Closing and Final Details
Closing is the formal meeting where ownership of the property is transferred from the seller to the buyer. Also at this time, the buyer’s loan is finalized, so technically there are two closings. The meeting is usually attended by the buyer and seller, their respective Real Estate Professionals, the lender’s agent, and the closing agent (if different from the lending agent).
Preparing for Closing costs
Typically, closing costs are three to six percent of the sales price. There are fees such as insurance on the title to your home, taxes, transfer costs, attorney fees (if necessary) and hazard insurance.
You may also be required to prepay an up-front reserve account of tax and insurance payments to ensure that there are sufficient funds in your account to meet these obligations when they are due. In some cases, the seller will agree to pay closing costs – that is one of those negotiable details.
In the days prior to closing, your Agent will work with you to ensure you understand all of the conditions of the sale and loan, and confirm that they have been met. Your Agent will also reconfirm the closing date with you and the sellers.
During this time, your Agent will ensure that you have the opportunity to take a final walk-through of the property just before closing to see that everything is as it should be. If there are any problems or unresolved issues, take care of them before closing.
The closing agent will review the settlement with you and the seller, along with evidence that any legal requirements, such as insurance and inspections, have been met.
During the meeting you will receive a number of documents, including:
A HUD-1 Settlement Statement, listing all the services and charges to you and the seller. You may review this form on the business day before closing.
A Truth-in-Lending (TIL) statement. You will receive this within three days of applying for the loan. It details the actual cost of the mortgage.
The mortgage note itself. This is your promise to repay the loan, as agreed.
The deed. Signed only by the seller at closing, it transfers ownership of the property.

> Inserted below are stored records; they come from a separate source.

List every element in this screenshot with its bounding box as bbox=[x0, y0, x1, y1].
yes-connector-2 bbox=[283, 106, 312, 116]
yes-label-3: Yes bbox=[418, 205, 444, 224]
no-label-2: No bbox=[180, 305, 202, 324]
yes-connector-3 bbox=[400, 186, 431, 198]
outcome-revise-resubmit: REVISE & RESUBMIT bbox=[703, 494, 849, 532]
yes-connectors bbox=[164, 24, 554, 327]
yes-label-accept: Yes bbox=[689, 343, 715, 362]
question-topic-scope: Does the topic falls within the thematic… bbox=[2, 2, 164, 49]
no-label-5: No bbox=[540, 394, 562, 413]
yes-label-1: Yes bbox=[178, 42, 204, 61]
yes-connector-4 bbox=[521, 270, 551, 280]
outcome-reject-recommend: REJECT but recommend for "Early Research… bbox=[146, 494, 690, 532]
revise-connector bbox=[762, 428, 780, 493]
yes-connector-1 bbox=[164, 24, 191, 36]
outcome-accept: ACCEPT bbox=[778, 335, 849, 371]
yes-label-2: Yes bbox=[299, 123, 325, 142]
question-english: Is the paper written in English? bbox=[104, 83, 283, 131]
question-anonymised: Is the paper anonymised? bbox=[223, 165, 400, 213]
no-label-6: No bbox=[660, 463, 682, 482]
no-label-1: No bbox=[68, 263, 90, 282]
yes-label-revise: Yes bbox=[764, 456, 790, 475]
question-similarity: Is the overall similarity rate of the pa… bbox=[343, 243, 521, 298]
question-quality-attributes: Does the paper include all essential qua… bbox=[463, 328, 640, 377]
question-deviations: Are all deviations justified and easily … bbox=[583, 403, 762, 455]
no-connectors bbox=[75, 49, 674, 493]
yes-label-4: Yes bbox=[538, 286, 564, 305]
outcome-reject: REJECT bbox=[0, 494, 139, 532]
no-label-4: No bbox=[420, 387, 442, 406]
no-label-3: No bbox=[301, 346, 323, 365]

At first, you may only get a copy; when the actual deed is recorded with the county listing you as the new owner, it will be mailed to you.
Any other affidavits. For example, an affidavit may state that you will use the property as your principal residence.
Once everyone agrees that everything is in order, and the closing costs are paid by the buyer and, if necessary, the seller, the papers are signed and the keys turned over to you. Once the deed is recorded with your county clerk, you officially become the owner of the property.